# Devin

> Cognition's autonomous AI software engineer that works in its own cloud workspace with an editor, terminal, and browser.

Website: https://devin.ai

Devin is an autonomous AI software engineer from Cognition. You hand it a task — a bug, a refactor, a migration, a ticket — and it works on its own in a sandboxed cloud workspace that has a code editor, a terminal, and a browser. Rather than suggesting edits inside your editor, Devin plans the work, runs commands, reads logs, navigates docs, and opens a pull request you review at the end.

It is aimed at teams who want to delegate well-scoped engineering work to an agent that runs unattended in the background, in parallel, rather than pairing on it keystroke by keystroke. Devin is most at home on chores and large mechanical jobs — dependency bumps, test backfills, framework migrations, and bug triage — where the spec is clear enough to run without supervision.

## Highlights

- **Own cloud workspace** — each session gets an isolated VM with an editor, terminal, and headless browser, so Devin can install dependencies, run tests, and read its own output instead of guessing.
- **Ships pull requests** — Devin works against your repo, pushes a branch, opens a PR, and responds to review comments, so its output lands in the normal GitHub flow.
- **Parallel sessions** — you can spin up multiple Devins at once (up to 10 concurrent on Free and Pro; unlimited on Max, Teams, and Enterprise) to fan a large job across independent workstreams.
- **Chat and ticket triggers** — tag Devin in Slack, Microsoft Teams, or assign it a Linear ticket and it picks up the context and starts a session without you opening a dashboard.
- **Devin Wiki and Ask Devin** — it indexes your codebase into a searchable wiki and a Q&A interface, so the same workspace doubles as a way to understand the code, not just change it.
- **CLI, Desktop, and API** — drive Devin from the command line, a desktop app, or programmatically, and integrate with 100+ tools (Datadog, Stripe, Sentry, Linear, and more).

## In an AI-assisted workflow

Devin fits the "delegate and review" end of the spectrum: you write a clear, self-contained task, hand it off, and check back when the PR is ready. A typical loop is to assign a ticket or message it the scope, let it work in its cloud VM, then review the diff like any other contributor's.

```text
@Devin The /api/export endpoint times out on large accounts.
Reproduce it, find the slow query, add an index + a regression test,
and open a PR against main.
```

> [!TIP]
> Devin is strongest on well-scoped, verifiable tasks where it can run tests to confirm its own work.
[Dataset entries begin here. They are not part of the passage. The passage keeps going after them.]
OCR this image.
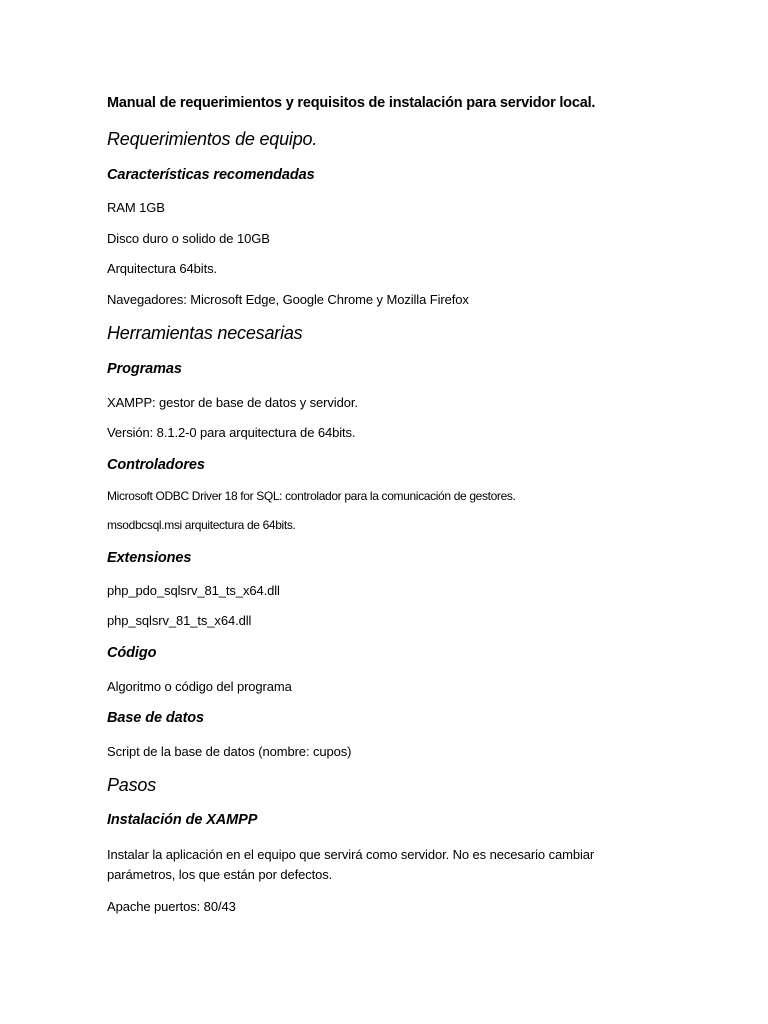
Manual de requerimientos y requisitos de instalación para servidor local.
Requerimientos de equipo.
Características recomendadas
RAM 1GB
Disco duro o solido de 10GB
Arquitectura 64bits.
Navegadores: Microsoft Edge, Google Chrome y Mozilla Firefox
Herramientas necesarias
Programas
XAMPP: gestor de base de datos y servidor.
Versión: 8.1.2-0 para arquitectura de 64bits.
Controladores
Microsoft ODBC Driver 18 for SQL: controlador para la comunicación de gestores.
msodbcsql.msi arquitectura de 64bits.
Extensiones
php_pdo_sqlsrv_81_ts_x64.dll
php_sqlsrv_81_ts_x64.dll
Código
Algoritmo o código del programa
Base de datos
Script de la base de datos (nombre: cupos)
Pasos
Instalación de XAMPP
Instalar la aplicación en el equipo que servirá como servidor. No es necesario cambiar
parámetros, los que están por defectos.
Apache puertos: 80/43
Vague or sprawling asks ("refactor the codebase") burn through usage and tend to drift — break them into ticket-sized units and review each PR.

> [!NOTE]
> Because Devin runs autonomously and pushes branches, treat its sessions like an external contributor: scope repo permissions, require PR review, and keep secrets out of the workspace.

## Good to know

Devin is a cloud-hosted product with no self-managed install option. Self-serve tiers are Free (a limited quota to try it), Pro at $20/month, and Max at $200/month, each with daily and weekly usage quotas that refresh automatically. Teams is $80/month base plus $40/month per full developer seat with unlimited concurrent sessions; Enterprise is custom-priced. Usage is measured in ACUs (Agent Compute Units — Cognition's normalized measure of VM time, model inference, and bandwidth, roughly 15 minutes of active work per ACU); extra usage beyond included quotas can be purchased at API pricing. Note that Cognition also acquired the Windsurf editor (July 2025), so devin.ai now spans more than the autonomous agent — this entry covers Devin, the agent itself.